Hey!! Ticket sale date appears to be confirmed in that version of the story. Sunday April 3 folks ... it's going to be that much more of a tense nailbiter than last year :eek:

Cheers for that, Ms T.
 
tobyjug said:
Well at least that is two years notice to watch out for some cowboy organisation trying to get a festival somewhere else in 2007 as an alternative.

What, like Reading, Leeds, Cambridge, WOMAD, Morcambe, ATP, Wychwood, Isle of Wight, Guilfest, V, Big Chill, Cropredy, or any number of other perfectly well organised festivals?
 
William of Walworth said:
To you, all festivals, everywhere, are run by cowboys. You judge all of them by the worst.

As a matter of fact your perspective is flawed, a number like Cropredy have been going for donkeys years with little or no problem. It is the Megadog type of festival that is guaranteed to get residents opposition.
 
belboid said:
and cropredy isn't meant to be happening again is it?

It's definitely happening this year, Cropredy, and apparantly according to efests rumour (unconfirmed) Fairport Convention are indicating that it will continue to happen in future years for the foreseeable :)
 
tobyjug said:
As a matter of fact your perspective is flawed, a number like Cropredy have been going for donkeys years with little or no problem. It is the Megadog type of festival that is guaranteed to get residents opposition.
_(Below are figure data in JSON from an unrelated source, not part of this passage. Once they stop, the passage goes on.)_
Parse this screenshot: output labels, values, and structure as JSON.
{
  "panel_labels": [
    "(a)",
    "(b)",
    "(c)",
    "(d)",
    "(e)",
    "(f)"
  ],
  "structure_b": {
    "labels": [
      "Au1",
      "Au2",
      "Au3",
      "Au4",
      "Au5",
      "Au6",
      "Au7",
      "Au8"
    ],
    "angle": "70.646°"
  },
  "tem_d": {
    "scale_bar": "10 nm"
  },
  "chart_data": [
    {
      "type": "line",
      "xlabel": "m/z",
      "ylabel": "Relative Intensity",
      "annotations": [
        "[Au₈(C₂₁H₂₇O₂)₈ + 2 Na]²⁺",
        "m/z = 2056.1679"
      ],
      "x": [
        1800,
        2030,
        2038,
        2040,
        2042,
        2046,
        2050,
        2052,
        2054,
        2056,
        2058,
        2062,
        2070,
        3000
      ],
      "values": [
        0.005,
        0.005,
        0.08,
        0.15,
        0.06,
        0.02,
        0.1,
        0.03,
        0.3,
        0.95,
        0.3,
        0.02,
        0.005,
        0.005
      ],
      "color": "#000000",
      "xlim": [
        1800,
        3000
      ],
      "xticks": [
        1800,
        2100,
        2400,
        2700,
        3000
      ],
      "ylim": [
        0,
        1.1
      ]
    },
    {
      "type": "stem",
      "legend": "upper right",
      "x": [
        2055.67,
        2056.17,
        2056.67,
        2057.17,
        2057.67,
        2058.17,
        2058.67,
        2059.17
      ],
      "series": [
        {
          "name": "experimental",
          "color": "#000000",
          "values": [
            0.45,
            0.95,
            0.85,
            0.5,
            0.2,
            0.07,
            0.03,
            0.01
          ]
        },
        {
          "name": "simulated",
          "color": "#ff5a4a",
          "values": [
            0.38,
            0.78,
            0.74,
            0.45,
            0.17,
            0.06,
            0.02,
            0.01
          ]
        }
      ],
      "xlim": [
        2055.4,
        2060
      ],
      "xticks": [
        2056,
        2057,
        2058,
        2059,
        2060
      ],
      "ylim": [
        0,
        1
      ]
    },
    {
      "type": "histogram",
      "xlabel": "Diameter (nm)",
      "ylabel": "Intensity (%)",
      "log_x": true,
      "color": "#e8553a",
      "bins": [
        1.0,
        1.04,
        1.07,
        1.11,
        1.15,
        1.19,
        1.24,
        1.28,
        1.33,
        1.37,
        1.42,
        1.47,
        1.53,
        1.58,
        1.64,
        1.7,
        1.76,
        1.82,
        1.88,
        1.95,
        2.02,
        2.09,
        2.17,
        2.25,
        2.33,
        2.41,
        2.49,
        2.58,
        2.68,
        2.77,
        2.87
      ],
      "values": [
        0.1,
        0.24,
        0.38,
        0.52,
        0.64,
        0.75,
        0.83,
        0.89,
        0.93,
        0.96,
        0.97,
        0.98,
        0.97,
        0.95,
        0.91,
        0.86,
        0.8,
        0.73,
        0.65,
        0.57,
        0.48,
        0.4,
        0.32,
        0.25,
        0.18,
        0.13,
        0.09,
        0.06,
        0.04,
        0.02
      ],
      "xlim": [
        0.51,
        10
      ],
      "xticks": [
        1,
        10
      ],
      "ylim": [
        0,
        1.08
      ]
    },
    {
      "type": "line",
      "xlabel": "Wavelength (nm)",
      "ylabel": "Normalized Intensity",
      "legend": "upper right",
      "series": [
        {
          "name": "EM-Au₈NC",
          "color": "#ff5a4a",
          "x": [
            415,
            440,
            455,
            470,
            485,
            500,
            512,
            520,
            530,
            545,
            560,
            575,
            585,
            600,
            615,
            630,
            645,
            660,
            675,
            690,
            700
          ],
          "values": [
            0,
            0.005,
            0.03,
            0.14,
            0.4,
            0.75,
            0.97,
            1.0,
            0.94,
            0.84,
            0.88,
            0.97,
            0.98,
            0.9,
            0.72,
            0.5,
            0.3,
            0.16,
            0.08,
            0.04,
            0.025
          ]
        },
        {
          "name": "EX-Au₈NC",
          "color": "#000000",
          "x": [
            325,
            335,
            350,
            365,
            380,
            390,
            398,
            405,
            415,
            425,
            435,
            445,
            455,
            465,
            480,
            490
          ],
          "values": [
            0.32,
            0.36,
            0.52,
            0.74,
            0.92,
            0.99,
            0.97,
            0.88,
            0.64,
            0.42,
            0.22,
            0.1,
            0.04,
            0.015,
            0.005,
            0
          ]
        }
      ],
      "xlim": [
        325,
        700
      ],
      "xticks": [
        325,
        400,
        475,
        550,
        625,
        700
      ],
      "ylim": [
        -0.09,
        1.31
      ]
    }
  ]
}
Fair enough, but Meagadog was 4 years ago, and it's pretty damned hard for a festie to get a Public Entertainments Licence nowadays without offering some pretty firm guarentees to the authorities that it will be well organised. Local authorities, and most Police forces, are very demanding. The risk of a chaotic one ever slipping through the wire again is pretty limited.
 
William of Walworth said:
Fair enough, but Meagadog was 4 years ago, and it's pretty damned hard for a festie to get a Public Entertainments Licence nowadays without offering some pretty firm guarentees to the authorities that it will be well organised. Local authorities, and most Police forces, are very demanding. The risk of a chaotic one ever slipping through the wire again is pretty limited.


For which I and many local residents are very grateful given the last fiasco.
 
William of Walworth said:
It's definitely happening this year, Cropredy, and apparantly according to efests rumour (unconfirmed) Fairport Convention are indicating that it will continue to happen in future years for the foreseeable :)
is it? nice one? What happened with Swarbs' (it was Swarbs wasn't it?) illness then?